Saturday, May 27, 2006

Garda Bangsa vs FPI = premanisme berkedok agama.

Jika anda bingung mengartikan judul diatas, maka bisa disederhanakan dengan Ormas Islam vs Ormas Islam, kedua duanya organisasi massa berbasis sektarian. Mau lebih sederhana lagi, sebut saja Gusdur cs vs Habib Rizieq cs. Kedua duanya adalah pemimimpin yang notabene imam dalam organisasi bebasis massa. Dan dimanapun, organisasi berbasis massa seperti ini rentan memicu dan menimbulkan konflik horizontal, dengan fihak manapun yang tidak persis sefaham dengan kolompoknya. Dalam konteks ini menjadi lebih parah karena kedua duanya berbasis agama sama, Islam yang seyogianya adalah sebuah faham yang mengajarkan kedamaian kepada penganutnya.

Perseteruan dua kolompok Islam yang dipicu soal pro kontra Rencana Undang Undang Pornografi dan Pornoaksi tersebut telah melenceng jauh dari esensi yang sebenarnya. Orang jadi lupa sama azas kesederhanaan, melupakan pokok pangkal permasalahan serta nilai nilai ajaran dogmatis tentang cinta kasih dan sopan santun. Satu kelompok menentang RUU APP karena dianggap hanya akan menjadi sampah undang undang setelah sekian peraturan, ketentuan dan undang undang selama ini mandul dalam implementasi (yang sebenarnya disebabkan karena unsur unsur pelaksananya yang impotent), satu kolompok lagi mendesak agar RUU APP itu segera di sahkan oleh DPR. Kedua duanya sama; untuk mereduksi kebejatan akhlak bangsa, mengatur batas batas eksplorasi syahwat!

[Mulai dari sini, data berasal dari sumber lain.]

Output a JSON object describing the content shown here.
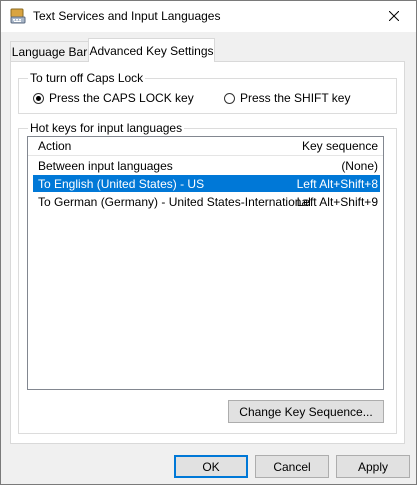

Tetapi sekali lagi, masing masing yang berkepentingan adalah yang paling benar, dengan argumentasi yang paling sahih. Masing masing imam adalah yang harus diikuti dan dibela, kalau perlu dengan kerelaan untuk mati. Oligarki bergaya sektarian ini tidak lebih dari pada premanisme yang berkedok agama, menggunakan eksperimen eksperimen destruktif sebagai titik penekanan terhadap obyek garapan. Orang, bahkan anak anak (tunas harapan penerus generasi – pen) sudah tidak asing lagi dengan kata kata hujatan, makian bahkan pengkebirian martabat terhadap kepentingan diluar satu kelompok. Yang memprihatinkan lagi, kebangkrutan nilai tanggung jawab telaah moral telah jauh memutan didalam kelompok yang semestinya memiliki idealisme dan tanggung jawab terhadap perbaikan moral; agama. Ajaran sesat tentang moral itu digambarkan secara gamblang oleh Gus Dur cs dan Habib Rizieq cs yaitu budaya kekerasan.

Islam (baca : muslim) sebagai satu komunitas yang bisa menimbulkan efek positif maupun negatif yang massif di negeri tercinta ini seakan telah menjadi pecahan pecahan beling dengan sisi sisinya yang tajam mengerikan, siap melukai siapa saja yang bersinggungan. Pada pandangan yang lebih umum, kaidah tentang persatuan dan kesatuan bangsa yang semestinya bisa disokong oleh toleransi beragama sebagai modal vital dan sekaligus ladang persemaian bagi benih benih baru yang akan melestarikan budaya damai dan cinta kasih telah mengalami degradasi nilai yang sungguh memprihatinkan. Inilah saatnya kita mempertanyakan integritas pemimpin sebuah kaum kepada sanubari kita masing masing, bukan asal berteriak lantang dan mengacungkan kepalan tangan dengan pengertian yang dangkal mengenai arti sebuah pembelaan. Kebenaran bisa menjadi sumir dengan olah bahasa yang sedemikian absurd, dan menentukan kebenaran berdasarkan ‘kata orang’ adalah apriori semata; sebuah tindakan yang sebenarnya amat berbahaya bagi masa depan bangsa.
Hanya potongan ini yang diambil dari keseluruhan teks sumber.